Smart beichten

Smart beichten

Martin Vorländer
Ein Beitrag von Martin Vorländer, Evangelischer Pfarrer und Senderbeauftragter für den DLF, Frankfurt

„Wir alle haben jeden Tag Gedanken und Gefühle, für die es keinen Ort gibt“, sagt Chrys Bader, Unternehmensgründer in den USA. Für diese Lücke hat er eine neue Anwendungsfunktion für Smartphones und Tablets auf den Markt gebracht: die App „Secret“, also Geheimnis.

Darüber soll man sich alles von der Seele schreiben können, was man sich sonst nicht zu sagen traut. Das geht angeblich anonym. Das, was ich beichten will, poste ich über die App. Alle aus dem Adressbuch meines Handys und meine Facebook-Freunde können die Beichte lesen und ihre Kommentare dazu abgeben, ohne zu wissen, wer hier seine Sünden gestanden hat.

Sie bekommen jedoch mitgeteilt, ob das dunkle Geheimnis von einem »Freund« oder „Freund eines Freundes“ stammt.

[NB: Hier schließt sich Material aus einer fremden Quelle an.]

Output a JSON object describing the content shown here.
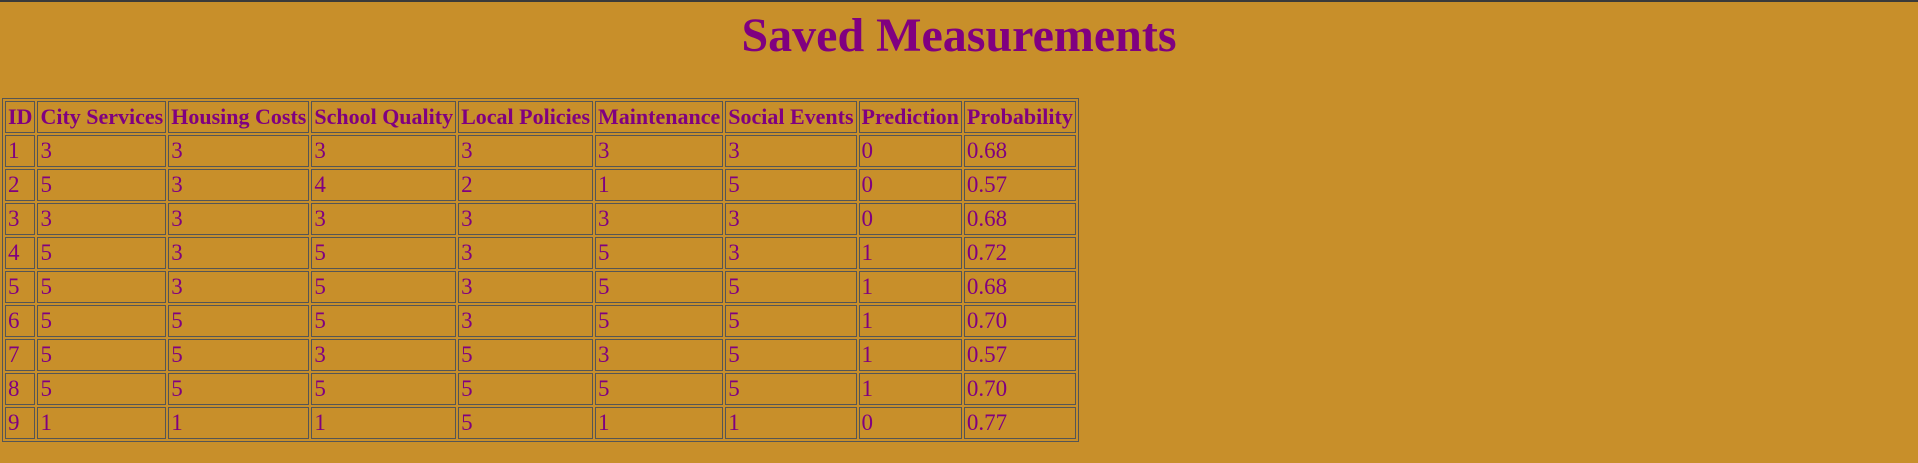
{
  "page": {
    "title": "Saved Measurements"
  },
  "table": {
    "columns": [
      "ID",
      "City Services",
      "Housing Costs",
      "School Quality",
      "Local Policies",
      "Maintenance",
      "Social Events",
      "Prediction",
      "Probability"
    ],
    "rows": [
      [
        "1",
        "3",
        "3",
        "3",
        "3",
        "3",
        "3",
        "0",
        "0.68"
      ],
      [
        "2",
        "5",
        "3",
        "4",
        "2",
        "1",
        "5",
        "0",
        "0.57"
      ],
      [
        "3",
        "3",
        "3",
        "3",
        "3",
        "3",
        "3",
        "0",
        "0.68"
      ],
      [
        "4",
        "5",
        "3",
        "5",
        "3",
        "5",
        "3",
        "1",
        "0.72"
      ],
      [
        "5",
        "5",
        "3",
        "5",
        "3",
        "5",
        "5",
        "1",
        "0.68"
      ],
      [
        "6",
        "5",
        "5",
        "5",
        "3",
        "5",
        "5",
        "1",
        "0.70"
      ],
      [
        "7",
        "5",
        "5",
        "3",
        "5",
        "3",
        "5",
        "1",
        "0.57"
      ],
      [
        "8",
        "5",
        "5",
        "5",
        "5",
        "5",
        "5",
        "1",
        "0.70"
      ],
      [
        "9",
        "1",
        "1",
        "1",
        "5",
        "1",
        "1",
        "0",
        "0.77"
      ]
    ]
  },
  "colors": {
    "background": "#c88f2a",
    "text": "#800080",
    "border": "#555555"
  }
}
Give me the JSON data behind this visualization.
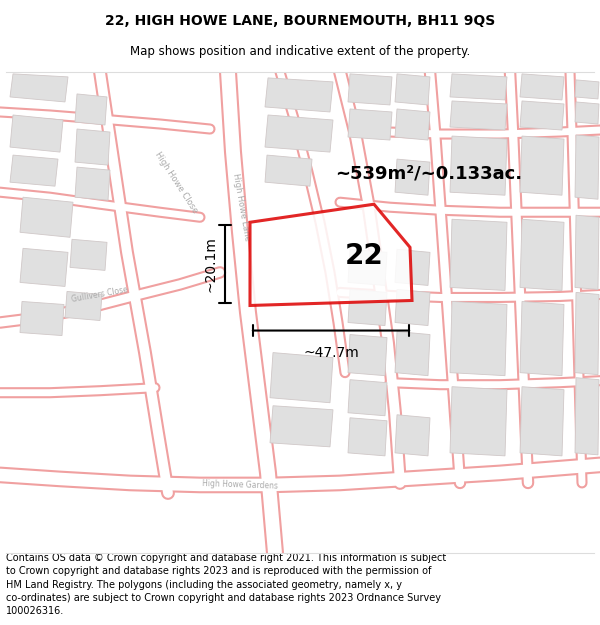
{
  "title": "22, HIGH HOWE LANE, BOURNEMOUTH, BH11 9QS",
  "subtitle": "Map shows position and indicative extent of the property.",
  "footer": "Contains OS data © Crown copyright and database right 2021. This information is subject\nto Crown copyright and database rights 2023 and is reproduced with the permission of\nHM Land Registry. The polygons (including the associated geometry, namely x, y\nco-ordinates) are subject to Crown copyright and database rights 2023 Ordnance Survey\n100026316.",
  "area_label": "~539m²/~0.133ac.",
  "width_label": "~47.7m",
  "height_label": "~20.1m",
  "number_label": "22",
  "bg_color": "#f7f7f7",
  "road_outline_color": "#f0a0a0",
  "road_fill_color": "#ffffff",
  "building_fill": "#e0e0e0",
  "building_edge": "#d0c8c8",
  "highlight_color": "#dd0000",
  "title_fontsize": 10,
  "subtitle_fontsize": 8.5,
  "footer_fontsize": 7,
  "label_fontsize": 13,
  "number_fontsize": 20,
  "measure_fontsize": 10
}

Mit dem Beichtgeheimnis ist es also nicht so weit her. Da offenbart einer: „Manchmal trage ich Sportklamotten in der Öffentlichkeit, um den Anschein zu erwecken, dass ich trainiere.“ Eine andere hat ihrem untreuen Ex-Freund 300 Kakerlaken in die Wohnung gesetzt.

Manche schreiben nicht nur über sich. Sie verbreiten weiter, was sie an Schlechtem über andere gehört haben oder frei erfinden. „Hast du schon gehört? Der Betrieb A ist pleite. Frau XY betrügt ihren Mann.“ Das hat nichts mit Beichte zu tun. Das ist Rufmord.

Die App mit dem Titel „Secret“ scheint mir nicht der richtige Ort zu sein, um Geheimnisse zu teilen. Datenschutz? Beichtgeheimnis? Eher zweifelhaft. Vielleicht doch eher: gut überlegen, was ich wo poste oder mitteile. Bei aller Vernetzung braucht jeder Mensch auch Privatheit. Wohin mit den Gedanken und Gefühlen, die ich mich kaum traue auszusprechen, aber doch mal loswerden will? Ich suche mir dafür eine Freundin oder einen Freund, dem ich absolut vertrauen kann.

Es gibt auch Dinge, die möchte ich nur jemandem sagen, der nicht zu meinem Freundeskreis gehört. Einem Außenstehenden, der zuhören kann. Dafür gibt es zum Beispiel Seelsorger. Ich bin froh über das Beichtgeheimnis. Für die Gedanken und Gefühle, die einen Ort brauchen. Einen sicheren Ort.